Before I added the titles of “wife” and “mommy” to my resume, I had the position of “research assistant.” For two years in college I worked alongside one of the top juvenile bipolar disorder researchers in the country. Our project was to study a variety of scales used to help diagnose a host of mental illnesses found in children to see how accurate the scales were. My particular project was comparing scales intended to diagnose juvenile bipolar disorder and conduct disorders.
In any case, over the course of my research I learned a few things about scales. While they can be great diagnostic aids, they’re still pretty subjective. Questions that can make perfect sense to a researcher or clinician may be confusing to the person taking the quiz. Scales don’t always take into account the purpose behind the behavior, which can have a big bearing on diagnosis. They are only one piece of a diagnosis, not the be all, end all. In short: scales are a tool best left to the professionals.
Why am I blogging about this today? I want to call attention to a new Facebook app: The Autism Spectrum Quotient Test. It takes a legitimate diagnostic tool and turns it into a cute little app for users to see how close to being autistic they might be.
But beyond all of that, this little Facebook quiz makes out autism to be some kind of game, like those “what does your favorite flavor of ice cream say about you” or “are you really like your zodiac sign” quizzes. Guess what though? Autism isn’t a game! People with autism aren’t something to compare yourselves to. It’s not funny to joke about “autistic behaviors” that you might possess.

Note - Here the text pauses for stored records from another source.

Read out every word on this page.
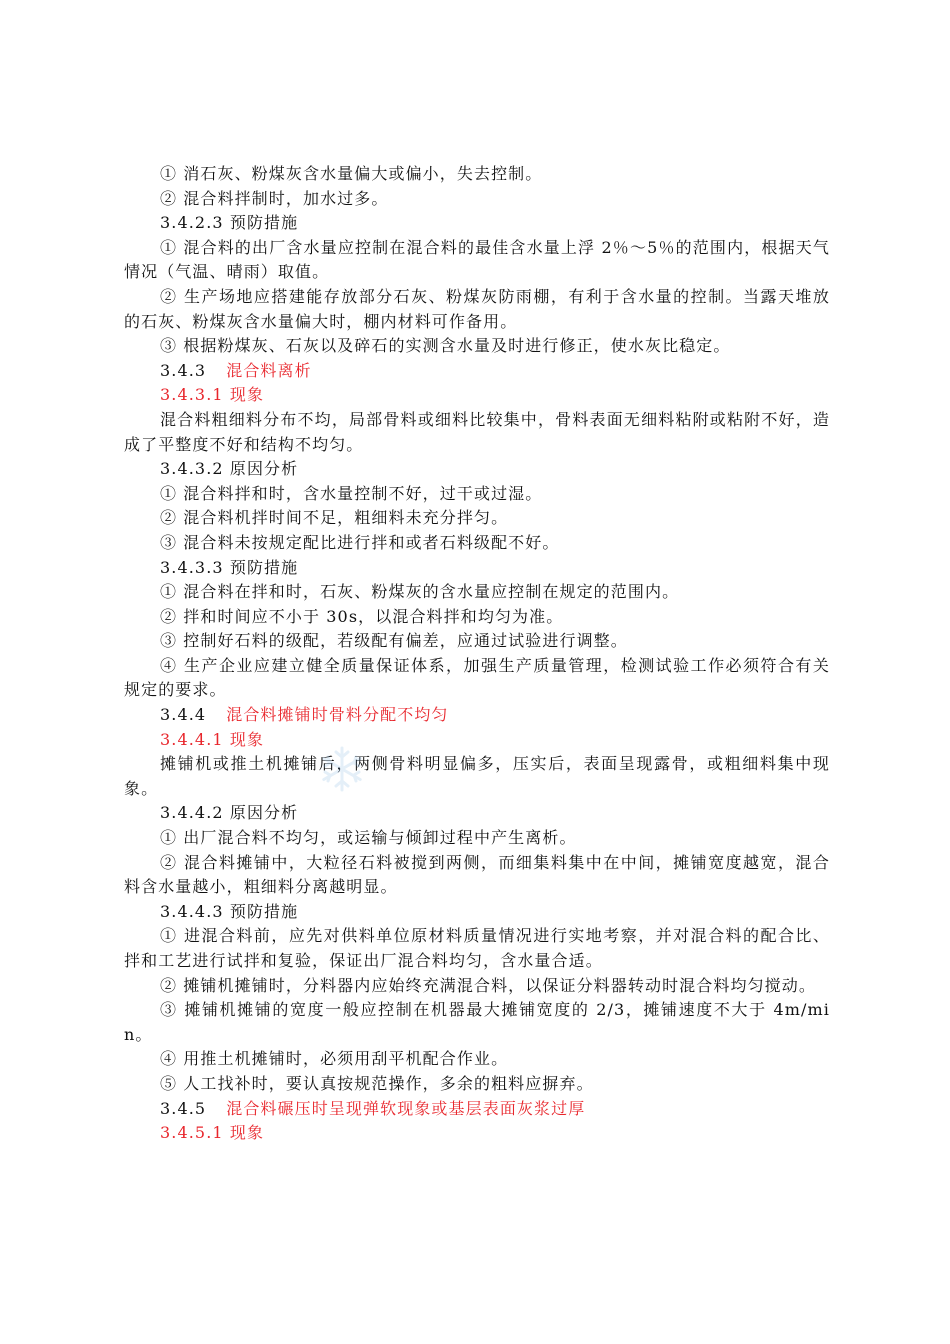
① 消石灰、粉煤灰含水量偏大或偏小，失去控制。

② 混合料拌制时，加水过多。

3.4.2.3 预防措施

① 混合料的出厂含水量应控制在混合料的最佳含水量上浮 2％～5％的范围内，根据天气情况（气温、晴雨）取值。

② 生产场地应搭建能存放部分石灰、粉煤灰防雨棚，有利于含水量的控制。当露天堆放的石灰、粉煤灰含水量偏大时，棚内材料可作备用。

③ 根据粉煤灰、石灰以及碎石的实测含水量及时进行修正，使水灰比稳定。

3.4.3 混合料离析

3.4.3.1 现象

混合料粗细料分布不均，局部骨料或细料比较集中，骨料表面无细料粘附或粘附不好，造成了平整度不好和结构不均匀。

3.4.3.2 原因分析

① 混合料拌和时，含水量控制不好，过干或过湿。

② 混合料机拌时间不足，粗细料未充分拌匀。

③ 混合料未按规定配比进行拌和或者石料级配不好。

3.4.3.3 预防措施

① 混合料在拌和时，石灰、粉煤灰的含水量应控制在规定的范围内。

② 拌和时间应不小于 30s，以混合料拌和均匀为准。

③ 控制好石料的级配，若级配有偏差，应通过试验进行调整。

④ 生产企业应建立健全质量保证体系，加强生产质量管理，检测试验工作必须符合有关规定的要求。

3.4.4 混合料摊铺时骨料分配不均匀

3.4.4.1 现象

摊铺机或推土机摊铺后，两侧骨料明显偏多，压实后，表面呈现露骨，或粗细料集中现象。

3.4.4.2 原因分析

① 出厂混合料不均匀，或运输与倾卸过程中产生离析。

② 混合料摊铺中，大粒径石料被搅到两侧，而细集料集中在中间，摊铺宽度越宽，混合料含水量越小，粗细料分离越明显。

3.4.4.3 预防措施

① 进混合料前，应先对供料单位原材料质量情况进行实地考察，并对混合料的配合比、拌和工艺进行试拌和复验，保证出厂混合料均匀，含水量合适。

② 摊铺机摊铺时，分料器内应始终充满混合料，以保证分料器转动时混合料均匀搅动。

③ 摊铺机摊铺的宽度一般应控制在机器最大摊铺宽度的 2/3，摊铺速度不大于 4m/min。

④ 用推土机摊铺时，必须用刮平机配合作业。

⑤ 人工找补时，要认真按规范操作，多余的粗料应摒弃。

3.4.5 混合料碾压时呈现弹软现象或基层表面灰浆过厚

3.4.5.1 现象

My husband and, it is becoming more and more clear, our son, are on the autism spectrum. You know what autism means to us right now? Therapy 4 times a week. Constantly discussing how we might better be able to work with M. at home. Last night I think Mark and I had 10 minutes to talk before bed and we spent most of that time dissecting the Menininho’s latest vocal patterns to try to determine which are hollow mimicking and which are the beginning of speech. This morning I had to set M. in his crib to keep him from bruising and cutting his face (again) because he was beating his head against the table, floor, and wall.
Yep, autism is a really cute game.
So please: think before you play these type of Facebook apps. Consider the people behind them, whether they are people with autism, bipolar, schizophrenia, or perhaps people of a culture or religion different from you. Think how THEY might feel about being portrayed as a source of amusement.